Lui Pio became involved in music-related entrepreneurship through Mecca Music, an independent label established after Hale's 2010 breakup.

He was also associated with Treehouse Productions, an initiative formed around music and charitable work. Contemporary coverage described the organization as involving OPM musicians in activities intended to benefit charitable causes and people in need.

Following the 2015 Hale reunion, Lui Pio and fellow musician Chito Miranda were also reported to have established the 12 Monkeys Music Hall & Pub in Makati.

==Personal life==

Lui Pio became engaged to Claire Nery in 2018. Their son, Caden Lui Pio, was born in October 2019.

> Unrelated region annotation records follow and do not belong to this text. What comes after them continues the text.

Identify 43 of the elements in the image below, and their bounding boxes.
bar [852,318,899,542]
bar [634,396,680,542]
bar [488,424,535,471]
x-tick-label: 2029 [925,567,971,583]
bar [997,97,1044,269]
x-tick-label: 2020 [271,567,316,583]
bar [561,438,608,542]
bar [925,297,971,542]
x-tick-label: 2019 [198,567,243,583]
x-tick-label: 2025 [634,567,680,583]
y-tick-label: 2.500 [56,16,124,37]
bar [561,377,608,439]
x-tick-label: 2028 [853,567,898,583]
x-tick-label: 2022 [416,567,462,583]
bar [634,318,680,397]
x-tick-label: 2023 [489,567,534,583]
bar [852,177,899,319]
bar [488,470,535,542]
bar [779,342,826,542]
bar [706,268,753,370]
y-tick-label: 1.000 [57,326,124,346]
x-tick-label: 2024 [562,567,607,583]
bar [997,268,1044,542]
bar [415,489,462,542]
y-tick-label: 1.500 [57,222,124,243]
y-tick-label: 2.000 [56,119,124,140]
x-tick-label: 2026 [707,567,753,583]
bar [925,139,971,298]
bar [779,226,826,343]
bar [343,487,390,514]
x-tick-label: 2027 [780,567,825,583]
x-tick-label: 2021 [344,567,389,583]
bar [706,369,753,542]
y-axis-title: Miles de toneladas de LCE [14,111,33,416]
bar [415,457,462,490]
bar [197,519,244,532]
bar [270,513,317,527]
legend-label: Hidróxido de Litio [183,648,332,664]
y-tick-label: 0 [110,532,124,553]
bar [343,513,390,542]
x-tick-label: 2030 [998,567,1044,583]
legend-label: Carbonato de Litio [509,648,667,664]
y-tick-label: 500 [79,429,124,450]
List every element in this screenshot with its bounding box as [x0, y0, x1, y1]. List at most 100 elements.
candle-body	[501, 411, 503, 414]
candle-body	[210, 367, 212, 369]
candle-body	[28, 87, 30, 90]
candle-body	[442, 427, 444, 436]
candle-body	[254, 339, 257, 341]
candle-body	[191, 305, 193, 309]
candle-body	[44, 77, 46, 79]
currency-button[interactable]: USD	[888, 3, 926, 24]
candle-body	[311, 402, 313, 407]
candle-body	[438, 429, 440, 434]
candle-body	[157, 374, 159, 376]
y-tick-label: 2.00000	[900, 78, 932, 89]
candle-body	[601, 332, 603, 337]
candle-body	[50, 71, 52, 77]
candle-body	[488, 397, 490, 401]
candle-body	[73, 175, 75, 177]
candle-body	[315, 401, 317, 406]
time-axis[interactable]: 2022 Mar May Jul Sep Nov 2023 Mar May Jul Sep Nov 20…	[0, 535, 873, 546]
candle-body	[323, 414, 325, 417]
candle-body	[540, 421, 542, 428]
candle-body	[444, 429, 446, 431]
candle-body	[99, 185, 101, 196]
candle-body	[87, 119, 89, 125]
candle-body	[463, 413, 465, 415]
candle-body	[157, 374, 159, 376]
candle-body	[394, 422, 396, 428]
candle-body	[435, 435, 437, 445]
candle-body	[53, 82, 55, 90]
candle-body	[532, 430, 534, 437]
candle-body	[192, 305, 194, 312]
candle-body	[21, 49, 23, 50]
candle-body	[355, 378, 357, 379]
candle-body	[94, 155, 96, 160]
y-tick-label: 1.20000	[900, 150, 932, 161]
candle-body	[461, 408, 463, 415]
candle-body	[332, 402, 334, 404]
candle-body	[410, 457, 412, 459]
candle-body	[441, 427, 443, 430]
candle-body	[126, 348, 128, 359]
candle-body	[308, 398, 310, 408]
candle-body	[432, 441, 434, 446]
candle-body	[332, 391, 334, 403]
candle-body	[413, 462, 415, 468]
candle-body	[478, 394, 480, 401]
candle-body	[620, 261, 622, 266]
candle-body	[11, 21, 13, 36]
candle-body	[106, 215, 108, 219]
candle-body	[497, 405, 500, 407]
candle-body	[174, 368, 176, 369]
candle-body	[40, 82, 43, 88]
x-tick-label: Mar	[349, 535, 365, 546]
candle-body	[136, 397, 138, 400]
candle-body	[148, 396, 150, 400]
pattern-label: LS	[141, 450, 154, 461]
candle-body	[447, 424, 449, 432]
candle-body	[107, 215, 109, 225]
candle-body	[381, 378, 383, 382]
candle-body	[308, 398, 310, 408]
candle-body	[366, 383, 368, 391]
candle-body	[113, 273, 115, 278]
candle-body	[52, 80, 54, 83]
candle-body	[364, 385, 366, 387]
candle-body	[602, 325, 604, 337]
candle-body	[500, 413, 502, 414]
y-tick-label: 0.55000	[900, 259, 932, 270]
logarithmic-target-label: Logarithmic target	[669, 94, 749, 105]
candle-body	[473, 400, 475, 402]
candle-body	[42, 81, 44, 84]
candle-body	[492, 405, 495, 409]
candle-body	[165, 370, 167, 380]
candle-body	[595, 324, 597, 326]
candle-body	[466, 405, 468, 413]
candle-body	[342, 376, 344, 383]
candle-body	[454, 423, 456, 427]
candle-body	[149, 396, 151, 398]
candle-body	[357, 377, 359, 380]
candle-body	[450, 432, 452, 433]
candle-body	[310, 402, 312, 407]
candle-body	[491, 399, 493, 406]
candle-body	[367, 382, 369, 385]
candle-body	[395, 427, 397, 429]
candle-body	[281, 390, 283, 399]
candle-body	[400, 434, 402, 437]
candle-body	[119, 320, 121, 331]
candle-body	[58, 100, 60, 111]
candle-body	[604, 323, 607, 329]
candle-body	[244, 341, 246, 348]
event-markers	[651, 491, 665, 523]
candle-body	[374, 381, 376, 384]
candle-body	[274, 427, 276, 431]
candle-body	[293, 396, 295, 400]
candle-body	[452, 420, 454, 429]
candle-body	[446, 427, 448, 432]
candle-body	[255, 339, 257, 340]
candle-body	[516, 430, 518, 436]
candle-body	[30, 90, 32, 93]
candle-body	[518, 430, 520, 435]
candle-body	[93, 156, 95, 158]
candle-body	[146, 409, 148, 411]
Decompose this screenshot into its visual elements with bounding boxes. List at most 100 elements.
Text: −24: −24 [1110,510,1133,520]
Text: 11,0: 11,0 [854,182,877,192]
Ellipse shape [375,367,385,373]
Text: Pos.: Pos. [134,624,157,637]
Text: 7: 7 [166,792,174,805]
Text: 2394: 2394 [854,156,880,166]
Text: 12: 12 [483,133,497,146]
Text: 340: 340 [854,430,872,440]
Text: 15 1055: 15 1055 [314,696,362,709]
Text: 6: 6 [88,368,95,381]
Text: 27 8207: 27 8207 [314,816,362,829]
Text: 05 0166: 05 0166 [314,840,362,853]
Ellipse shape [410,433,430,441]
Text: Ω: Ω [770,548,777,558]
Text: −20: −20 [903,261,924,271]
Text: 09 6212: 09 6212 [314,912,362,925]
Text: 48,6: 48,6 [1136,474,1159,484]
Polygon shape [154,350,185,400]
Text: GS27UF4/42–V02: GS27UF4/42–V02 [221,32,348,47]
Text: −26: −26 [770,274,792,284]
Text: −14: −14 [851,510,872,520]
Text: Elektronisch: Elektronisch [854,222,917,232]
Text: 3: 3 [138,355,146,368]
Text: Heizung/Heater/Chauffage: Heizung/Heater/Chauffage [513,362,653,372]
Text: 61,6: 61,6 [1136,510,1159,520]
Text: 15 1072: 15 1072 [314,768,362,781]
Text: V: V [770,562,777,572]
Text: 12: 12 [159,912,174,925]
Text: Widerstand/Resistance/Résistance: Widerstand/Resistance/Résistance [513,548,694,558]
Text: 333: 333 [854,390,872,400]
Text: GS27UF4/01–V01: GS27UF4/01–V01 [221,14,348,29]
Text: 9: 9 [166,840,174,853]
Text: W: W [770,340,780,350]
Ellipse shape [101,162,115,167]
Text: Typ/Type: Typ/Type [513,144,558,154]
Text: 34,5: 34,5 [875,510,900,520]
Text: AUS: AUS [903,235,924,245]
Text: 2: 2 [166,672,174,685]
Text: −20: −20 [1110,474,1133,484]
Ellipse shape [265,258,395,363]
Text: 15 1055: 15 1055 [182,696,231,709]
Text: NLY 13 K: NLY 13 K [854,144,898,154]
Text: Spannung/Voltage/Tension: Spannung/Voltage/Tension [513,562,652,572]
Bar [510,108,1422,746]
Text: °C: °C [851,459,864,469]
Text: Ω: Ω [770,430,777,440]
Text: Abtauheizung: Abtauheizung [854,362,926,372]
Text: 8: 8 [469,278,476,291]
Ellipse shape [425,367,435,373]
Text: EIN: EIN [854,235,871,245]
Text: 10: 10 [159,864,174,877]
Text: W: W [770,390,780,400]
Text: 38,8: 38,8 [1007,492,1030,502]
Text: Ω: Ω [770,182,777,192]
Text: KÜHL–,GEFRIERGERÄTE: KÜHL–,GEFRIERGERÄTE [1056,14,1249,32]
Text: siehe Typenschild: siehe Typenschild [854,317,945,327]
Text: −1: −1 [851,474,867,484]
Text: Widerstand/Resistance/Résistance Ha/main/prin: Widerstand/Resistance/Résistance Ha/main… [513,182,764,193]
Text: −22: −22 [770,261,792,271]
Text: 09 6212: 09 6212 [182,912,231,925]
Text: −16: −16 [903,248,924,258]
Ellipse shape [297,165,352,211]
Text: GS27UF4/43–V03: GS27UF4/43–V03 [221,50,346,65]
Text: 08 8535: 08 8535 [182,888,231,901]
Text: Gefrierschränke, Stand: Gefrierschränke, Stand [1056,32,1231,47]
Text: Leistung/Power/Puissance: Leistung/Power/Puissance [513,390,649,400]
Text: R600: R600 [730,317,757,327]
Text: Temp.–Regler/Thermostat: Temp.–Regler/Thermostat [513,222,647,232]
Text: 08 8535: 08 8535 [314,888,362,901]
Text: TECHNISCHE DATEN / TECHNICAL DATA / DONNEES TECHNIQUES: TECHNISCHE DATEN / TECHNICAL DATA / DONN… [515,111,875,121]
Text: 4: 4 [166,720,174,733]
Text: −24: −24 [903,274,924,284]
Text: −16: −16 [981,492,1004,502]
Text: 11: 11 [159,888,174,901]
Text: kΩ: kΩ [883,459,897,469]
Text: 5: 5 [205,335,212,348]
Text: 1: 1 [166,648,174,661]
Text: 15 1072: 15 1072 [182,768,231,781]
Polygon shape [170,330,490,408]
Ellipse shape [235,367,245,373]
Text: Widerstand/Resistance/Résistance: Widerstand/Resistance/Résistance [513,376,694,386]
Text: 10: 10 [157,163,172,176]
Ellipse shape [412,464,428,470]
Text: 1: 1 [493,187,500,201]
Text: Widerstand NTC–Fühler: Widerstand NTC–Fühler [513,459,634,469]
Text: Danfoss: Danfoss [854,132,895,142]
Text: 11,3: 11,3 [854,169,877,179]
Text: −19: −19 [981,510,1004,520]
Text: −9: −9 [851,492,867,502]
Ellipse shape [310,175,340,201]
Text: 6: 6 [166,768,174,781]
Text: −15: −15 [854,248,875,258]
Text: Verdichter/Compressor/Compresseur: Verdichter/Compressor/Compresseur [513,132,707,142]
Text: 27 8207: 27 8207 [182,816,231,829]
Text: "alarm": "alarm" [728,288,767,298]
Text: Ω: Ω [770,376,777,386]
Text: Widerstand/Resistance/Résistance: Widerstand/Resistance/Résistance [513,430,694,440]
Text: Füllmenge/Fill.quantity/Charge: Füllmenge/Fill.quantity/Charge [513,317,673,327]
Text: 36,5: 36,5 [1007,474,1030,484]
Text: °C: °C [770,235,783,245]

The couple married on January 24, 2022, at St. James the Great Parish in Alabang, Muntinlupa, Philippines.

==Discography==

===With Hale===

- Hale (2005)
- Twilight (2006)
- Above, Over and Beyond (2008)
- Kundiman (2009)
- Time and Space (EP, 2015)
- Alon (2018)

===Studio albums===

- Synergy (2010)

===Selected singles===

- "Hanging Habagat" (2010)
- "Sa 'Yo Lang" (2010)
- "Sari-Saring Kwento" (2010)
- "Gulong" (2010)
- "Magdamag" (2010)
- "Juan Tamad" (2010)
- "Nightmares" (2010)
- "Emergency Room" (2010)
- "Bleed" (2010)
- "Pangako Ng Bukas" (2025, with Miguel Escueta)

==Awards and recognition==

As the vocalist of Hale, Lui Pio was part of the group during its major award-winning period in the mid-2000s. Hale won the 2006 Awit Award for Best Ballad for "The Day You Said Goodnight" and received other awards for its music and videos during the same period.